Years to reach Rs 5 crore retirement corpus
| Particulars | Amount | Amount |
| Step-up SIP | Rs 15,000 | Rs 17,000 |
| Annual step-up (increase) | 7% | 7% |
| Annualised return | 12% | 12% |
| Years to reach Rs 5 cr corpus | 26 years | 25 years |
What percentage of salary should you invest monthly?
“Those with bigger financial goals, like reaching a multi-crore corpus, may need to push that number higher—closer to 30-40%—as income grows over the years,” says Singh.
If one doesn’t have many expenses at home or doesn’t have many liabilities, they can go for a higher investment percentage, such as 50% of their salary, says Kuppa. “If you are in your 20s and live with your parents, your fixed expenses, rent, food, utilities are either zero or minimal, then instead of defaulting to the 50-30-20 split, consider investing 40-50% of your salary,” he says.
Here, is an illustration of how increasing your investment percentage from 10% to up to 50% on a monthly salary of Rs 50,000 can create significantly larger corpuses in 25 years.
Corpus in 25 years if you invest 10% to 40% of your Rs 50,000 monthly salary (at 7% annual step-up, 12% annualised return
| Percentage of salary to be invested monthly | Corpus created in 25 years |
| 10% | Rs 1.47 cr |
| 20% | Rs 2.95 cr |
| 30% | Rs 4.47 cr |
| 40% | Rs 5.91 cr |
But if your monthly salary is Rs 1 lakh or Rs 2 lakh and you aim to achieve a retirement corpus of Rs 5 crore given the same conditions of 7% annual step-up with an expected annualised return of 12%, you can achieve a Rs 5 crore corpus much earlier.
Assuming Rs 1 lakh/month salary, years to reach Rs 5 cr corpus at different percentages of salary (at 7% annual step-up, 12% annualised return)

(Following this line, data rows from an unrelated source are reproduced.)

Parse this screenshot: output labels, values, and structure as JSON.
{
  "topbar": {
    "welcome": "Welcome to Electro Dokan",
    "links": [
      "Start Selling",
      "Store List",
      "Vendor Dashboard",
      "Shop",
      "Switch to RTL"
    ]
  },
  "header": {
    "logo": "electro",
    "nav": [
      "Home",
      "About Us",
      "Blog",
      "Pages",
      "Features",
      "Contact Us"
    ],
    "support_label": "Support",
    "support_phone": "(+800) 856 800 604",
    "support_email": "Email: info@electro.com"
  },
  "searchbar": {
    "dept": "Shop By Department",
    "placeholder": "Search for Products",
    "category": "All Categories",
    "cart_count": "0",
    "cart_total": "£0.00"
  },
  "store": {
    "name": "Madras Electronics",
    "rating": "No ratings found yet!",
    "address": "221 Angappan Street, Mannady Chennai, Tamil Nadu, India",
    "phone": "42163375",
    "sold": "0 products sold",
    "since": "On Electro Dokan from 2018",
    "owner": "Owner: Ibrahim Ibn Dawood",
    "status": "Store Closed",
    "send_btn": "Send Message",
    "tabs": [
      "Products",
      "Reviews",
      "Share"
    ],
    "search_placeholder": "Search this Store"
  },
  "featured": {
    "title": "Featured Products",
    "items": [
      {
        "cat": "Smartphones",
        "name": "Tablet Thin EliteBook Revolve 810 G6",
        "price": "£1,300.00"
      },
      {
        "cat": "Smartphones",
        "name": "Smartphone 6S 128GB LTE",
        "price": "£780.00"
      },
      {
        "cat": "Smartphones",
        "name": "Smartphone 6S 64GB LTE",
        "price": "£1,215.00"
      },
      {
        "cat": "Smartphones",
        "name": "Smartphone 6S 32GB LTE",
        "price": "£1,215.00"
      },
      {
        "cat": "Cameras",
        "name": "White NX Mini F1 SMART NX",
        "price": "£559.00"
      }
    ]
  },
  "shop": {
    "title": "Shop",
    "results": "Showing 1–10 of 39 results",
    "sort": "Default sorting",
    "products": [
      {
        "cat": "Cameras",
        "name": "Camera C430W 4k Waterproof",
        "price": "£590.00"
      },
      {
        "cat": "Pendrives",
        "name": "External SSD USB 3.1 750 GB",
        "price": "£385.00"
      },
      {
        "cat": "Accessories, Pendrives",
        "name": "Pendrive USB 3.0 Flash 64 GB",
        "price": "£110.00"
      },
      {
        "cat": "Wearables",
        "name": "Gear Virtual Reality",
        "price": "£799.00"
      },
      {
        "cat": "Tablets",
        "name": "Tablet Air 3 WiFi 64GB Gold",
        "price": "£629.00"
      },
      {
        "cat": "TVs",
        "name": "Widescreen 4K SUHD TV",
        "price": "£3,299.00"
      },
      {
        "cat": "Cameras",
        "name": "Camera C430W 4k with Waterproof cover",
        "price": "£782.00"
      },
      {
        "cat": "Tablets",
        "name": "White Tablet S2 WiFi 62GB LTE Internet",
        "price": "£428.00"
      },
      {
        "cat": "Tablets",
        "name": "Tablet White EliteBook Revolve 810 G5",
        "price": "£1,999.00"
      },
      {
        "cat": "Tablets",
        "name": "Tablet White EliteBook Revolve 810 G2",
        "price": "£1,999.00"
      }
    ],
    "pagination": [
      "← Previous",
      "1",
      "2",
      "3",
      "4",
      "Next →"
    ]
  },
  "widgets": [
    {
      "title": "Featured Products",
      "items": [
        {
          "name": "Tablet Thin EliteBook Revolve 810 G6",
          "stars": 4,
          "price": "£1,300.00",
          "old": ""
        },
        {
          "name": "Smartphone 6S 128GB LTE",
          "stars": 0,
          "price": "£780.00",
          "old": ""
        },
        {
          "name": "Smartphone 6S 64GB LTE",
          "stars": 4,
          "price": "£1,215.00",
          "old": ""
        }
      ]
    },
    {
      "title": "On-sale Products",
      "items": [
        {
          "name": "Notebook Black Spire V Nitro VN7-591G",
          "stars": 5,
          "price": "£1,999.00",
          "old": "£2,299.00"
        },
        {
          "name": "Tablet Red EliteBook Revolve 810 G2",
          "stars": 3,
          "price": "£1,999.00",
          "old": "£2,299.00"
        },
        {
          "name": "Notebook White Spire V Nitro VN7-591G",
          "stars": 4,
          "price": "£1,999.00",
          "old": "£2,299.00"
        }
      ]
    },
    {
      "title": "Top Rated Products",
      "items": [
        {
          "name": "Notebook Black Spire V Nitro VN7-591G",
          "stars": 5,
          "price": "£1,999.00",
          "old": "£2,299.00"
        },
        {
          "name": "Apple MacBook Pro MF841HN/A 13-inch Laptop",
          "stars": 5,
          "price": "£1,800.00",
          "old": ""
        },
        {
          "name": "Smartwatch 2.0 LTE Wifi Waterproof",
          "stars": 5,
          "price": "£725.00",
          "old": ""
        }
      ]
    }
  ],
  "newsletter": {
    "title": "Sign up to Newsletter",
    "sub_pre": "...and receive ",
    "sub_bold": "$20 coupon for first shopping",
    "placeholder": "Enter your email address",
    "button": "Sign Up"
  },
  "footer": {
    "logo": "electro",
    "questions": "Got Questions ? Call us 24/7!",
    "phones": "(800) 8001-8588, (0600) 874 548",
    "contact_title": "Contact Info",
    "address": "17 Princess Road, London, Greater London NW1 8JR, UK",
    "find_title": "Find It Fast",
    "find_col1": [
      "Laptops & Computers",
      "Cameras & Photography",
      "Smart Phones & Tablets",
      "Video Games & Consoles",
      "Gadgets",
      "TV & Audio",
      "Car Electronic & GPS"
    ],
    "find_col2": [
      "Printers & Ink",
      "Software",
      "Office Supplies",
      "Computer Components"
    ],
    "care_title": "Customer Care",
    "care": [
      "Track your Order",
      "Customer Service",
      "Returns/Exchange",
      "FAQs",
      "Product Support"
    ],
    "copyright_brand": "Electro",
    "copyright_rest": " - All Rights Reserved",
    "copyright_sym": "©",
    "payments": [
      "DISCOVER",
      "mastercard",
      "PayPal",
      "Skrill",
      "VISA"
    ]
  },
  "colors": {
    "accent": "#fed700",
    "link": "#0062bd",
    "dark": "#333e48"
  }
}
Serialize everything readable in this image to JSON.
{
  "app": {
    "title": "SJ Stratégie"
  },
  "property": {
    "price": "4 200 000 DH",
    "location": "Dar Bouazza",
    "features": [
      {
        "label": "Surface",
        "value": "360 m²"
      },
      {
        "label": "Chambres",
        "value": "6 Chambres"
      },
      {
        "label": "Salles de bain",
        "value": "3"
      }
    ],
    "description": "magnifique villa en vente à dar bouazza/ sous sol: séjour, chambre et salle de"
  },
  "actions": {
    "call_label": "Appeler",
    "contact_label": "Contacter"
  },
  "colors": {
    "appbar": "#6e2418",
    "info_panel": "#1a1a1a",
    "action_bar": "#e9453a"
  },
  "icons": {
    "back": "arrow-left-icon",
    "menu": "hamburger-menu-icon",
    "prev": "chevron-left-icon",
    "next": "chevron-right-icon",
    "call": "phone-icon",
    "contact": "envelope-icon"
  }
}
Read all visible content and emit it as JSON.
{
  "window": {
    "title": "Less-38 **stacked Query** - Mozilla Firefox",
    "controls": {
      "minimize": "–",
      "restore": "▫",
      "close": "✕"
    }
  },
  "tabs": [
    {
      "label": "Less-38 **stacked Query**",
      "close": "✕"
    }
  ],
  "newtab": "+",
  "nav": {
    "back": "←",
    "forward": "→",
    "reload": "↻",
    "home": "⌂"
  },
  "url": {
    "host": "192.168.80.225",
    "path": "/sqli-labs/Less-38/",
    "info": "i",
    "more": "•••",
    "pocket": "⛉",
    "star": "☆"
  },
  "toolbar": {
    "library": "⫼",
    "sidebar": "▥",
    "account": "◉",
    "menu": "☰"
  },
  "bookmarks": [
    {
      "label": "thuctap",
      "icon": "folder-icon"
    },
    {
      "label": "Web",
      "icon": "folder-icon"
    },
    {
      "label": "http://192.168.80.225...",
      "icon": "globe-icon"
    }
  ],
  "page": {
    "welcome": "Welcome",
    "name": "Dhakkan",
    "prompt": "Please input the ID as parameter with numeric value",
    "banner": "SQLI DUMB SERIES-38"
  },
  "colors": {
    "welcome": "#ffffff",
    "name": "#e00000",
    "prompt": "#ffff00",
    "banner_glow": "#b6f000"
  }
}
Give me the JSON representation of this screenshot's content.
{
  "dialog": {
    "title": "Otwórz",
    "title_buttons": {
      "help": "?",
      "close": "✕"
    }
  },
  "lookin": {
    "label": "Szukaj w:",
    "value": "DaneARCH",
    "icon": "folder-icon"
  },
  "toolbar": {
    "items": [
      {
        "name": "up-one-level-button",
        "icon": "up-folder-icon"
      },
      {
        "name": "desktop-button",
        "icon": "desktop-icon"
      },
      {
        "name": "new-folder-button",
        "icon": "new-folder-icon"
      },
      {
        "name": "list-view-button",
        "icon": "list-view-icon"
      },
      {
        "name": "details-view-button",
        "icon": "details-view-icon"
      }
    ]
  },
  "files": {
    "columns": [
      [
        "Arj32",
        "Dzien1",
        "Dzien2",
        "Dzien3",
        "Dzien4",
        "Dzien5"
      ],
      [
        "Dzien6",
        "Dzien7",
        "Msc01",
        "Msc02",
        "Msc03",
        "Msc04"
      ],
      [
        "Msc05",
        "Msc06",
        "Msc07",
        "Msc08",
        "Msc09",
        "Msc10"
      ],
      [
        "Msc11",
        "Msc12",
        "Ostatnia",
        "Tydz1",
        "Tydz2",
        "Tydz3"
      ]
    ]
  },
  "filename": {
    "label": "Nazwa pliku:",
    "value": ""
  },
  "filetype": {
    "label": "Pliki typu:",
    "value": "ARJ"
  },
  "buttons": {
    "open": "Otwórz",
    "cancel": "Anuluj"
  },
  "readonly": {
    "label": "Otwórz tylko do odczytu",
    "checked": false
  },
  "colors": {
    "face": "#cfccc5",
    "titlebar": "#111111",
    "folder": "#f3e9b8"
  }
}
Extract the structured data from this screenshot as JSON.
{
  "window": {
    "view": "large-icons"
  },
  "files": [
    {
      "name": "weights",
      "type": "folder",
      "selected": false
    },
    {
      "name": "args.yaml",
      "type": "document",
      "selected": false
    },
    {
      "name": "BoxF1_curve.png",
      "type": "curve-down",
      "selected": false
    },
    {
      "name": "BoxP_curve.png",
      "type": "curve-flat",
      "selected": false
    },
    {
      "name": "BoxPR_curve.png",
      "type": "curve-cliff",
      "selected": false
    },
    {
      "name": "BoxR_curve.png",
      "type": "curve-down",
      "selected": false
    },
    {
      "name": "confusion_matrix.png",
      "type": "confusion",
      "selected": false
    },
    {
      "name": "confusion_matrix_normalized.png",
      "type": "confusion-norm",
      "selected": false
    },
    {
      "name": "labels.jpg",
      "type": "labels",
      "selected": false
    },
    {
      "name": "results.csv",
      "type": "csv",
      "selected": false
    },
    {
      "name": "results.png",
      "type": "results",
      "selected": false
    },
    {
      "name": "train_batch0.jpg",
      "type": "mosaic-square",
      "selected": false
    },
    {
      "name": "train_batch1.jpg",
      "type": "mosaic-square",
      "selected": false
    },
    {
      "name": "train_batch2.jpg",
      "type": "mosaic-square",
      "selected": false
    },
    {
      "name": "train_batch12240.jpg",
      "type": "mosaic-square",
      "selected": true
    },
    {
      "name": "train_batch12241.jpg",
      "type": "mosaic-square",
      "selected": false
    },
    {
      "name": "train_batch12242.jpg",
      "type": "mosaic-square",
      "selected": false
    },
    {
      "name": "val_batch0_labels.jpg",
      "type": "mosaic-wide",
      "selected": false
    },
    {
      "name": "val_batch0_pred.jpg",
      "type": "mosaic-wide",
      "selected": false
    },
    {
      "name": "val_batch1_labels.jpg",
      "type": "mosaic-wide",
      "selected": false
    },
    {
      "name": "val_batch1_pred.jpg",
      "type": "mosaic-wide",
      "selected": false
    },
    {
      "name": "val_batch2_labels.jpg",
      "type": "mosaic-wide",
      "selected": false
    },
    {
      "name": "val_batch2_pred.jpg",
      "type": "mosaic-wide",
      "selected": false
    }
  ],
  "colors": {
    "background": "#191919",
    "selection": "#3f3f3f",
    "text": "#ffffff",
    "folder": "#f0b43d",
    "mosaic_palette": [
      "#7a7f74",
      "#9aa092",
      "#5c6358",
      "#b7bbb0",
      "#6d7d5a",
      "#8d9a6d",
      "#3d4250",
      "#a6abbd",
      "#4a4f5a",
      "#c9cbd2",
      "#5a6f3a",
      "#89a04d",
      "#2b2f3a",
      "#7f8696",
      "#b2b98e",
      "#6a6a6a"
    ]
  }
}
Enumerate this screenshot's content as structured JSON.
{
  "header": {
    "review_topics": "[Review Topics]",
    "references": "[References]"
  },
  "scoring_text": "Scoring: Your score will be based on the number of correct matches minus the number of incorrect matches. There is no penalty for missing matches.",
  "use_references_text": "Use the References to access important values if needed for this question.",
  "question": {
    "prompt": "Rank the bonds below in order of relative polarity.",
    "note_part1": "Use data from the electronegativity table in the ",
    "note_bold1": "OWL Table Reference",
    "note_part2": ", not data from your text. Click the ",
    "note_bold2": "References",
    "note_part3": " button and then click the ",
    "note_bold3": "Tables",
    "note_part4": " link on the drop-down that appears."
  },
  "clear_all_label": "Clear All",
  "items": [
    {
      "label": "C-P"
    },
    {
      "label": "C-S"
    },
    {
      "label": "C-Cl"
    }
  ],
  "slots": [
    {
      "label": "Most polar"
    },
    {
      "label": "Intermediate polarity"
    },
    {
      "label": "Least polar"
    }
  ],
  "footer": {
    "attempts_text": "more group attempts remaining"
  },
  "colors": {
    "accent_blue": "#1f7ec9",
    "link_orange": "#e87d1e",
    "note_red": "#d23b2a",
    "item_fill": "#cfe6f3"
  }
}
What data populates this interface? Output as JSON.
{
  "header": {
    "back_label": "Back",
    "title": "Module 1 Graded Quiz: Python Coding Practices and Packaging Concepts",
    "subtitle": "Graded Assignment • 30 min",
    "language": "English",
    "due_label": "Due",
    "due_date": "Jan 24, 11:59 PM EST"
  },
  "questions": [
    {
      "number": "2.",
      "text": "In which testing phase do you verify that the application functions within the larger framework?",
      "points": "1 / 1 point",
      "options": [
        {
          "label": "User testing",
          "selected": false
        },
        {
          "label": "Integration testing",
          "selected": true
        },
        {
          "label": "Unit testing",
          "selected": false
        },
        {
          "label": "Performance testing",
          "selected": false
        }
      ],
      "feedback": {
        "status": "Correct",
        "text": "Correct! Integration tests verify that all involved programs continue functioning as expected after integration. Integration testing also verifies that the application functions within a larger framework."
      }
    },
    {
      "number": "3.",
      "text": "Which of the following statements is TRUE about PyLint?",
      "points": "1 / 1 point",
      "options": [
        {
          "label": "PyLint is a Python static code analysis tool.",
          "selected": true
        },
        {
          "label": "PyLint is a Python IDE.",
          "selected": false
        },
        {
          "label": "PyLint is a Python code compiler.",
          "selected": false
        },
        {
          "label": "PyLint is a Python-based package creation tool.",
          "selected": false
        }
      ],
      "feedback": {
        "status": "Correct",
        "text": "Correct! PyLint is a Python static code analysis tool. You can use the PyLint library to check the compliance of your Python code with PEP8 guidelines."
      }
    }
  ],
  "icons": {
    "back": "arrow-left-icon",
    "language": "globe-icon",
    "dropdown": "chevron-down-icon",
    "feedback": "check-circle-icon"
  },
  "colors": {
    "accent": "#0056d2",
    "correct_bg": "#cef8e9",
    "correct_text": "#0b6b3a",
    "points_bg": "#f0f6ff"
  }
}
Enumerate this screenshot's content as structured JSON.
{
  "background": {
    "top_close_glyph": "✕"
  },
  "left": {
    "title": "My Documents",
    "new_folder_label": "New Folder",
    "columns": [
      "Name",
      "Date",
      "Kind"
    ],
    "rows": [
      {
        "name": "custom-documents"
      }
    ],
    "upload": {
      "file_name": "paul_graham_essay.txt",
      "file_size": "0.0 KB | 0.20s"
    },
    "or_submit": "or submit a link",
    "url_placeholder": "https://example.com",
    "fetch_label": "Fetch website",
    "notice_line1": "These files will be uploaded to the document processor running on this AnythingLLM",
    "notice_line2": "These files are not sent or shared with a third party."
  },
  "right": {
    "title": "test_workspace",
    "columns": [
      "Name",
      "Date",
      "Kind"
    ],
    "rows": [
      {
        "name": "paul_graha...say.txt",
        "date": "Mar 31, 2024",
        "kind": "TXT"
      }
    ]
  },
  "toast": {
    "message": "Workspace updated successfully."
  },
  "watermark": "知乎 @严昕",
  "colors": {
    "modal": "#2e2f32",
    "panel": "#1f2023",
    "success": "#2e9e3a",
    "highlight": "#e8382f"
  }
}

| Percentage of salary to be invested monthly | Years to reach Rs 5 cr corpus |
| 10% | 29 |
| 20% | 24 |
| 30% | 21 |
| 40% | 19 |
Assuming Rs 2 lakh/month salary, years to reach Rs 5 cr corpus at different percentages of salary (at 7% annual step-up, 12% annualised return)
| Percentage of salary to be invested monthly | Years to reach Rs 5 cr corpus |
| 10% | 24 |
| 20% | 19 |
| 30% | 17 |
| 40% | 15 |
But even if two individuals of the same age and salary start their investment journey simultaneously for a Rs 5 crore retirement corpus, should they invest in the same assets, such as equity funds, or should their asset allocation be different from each other?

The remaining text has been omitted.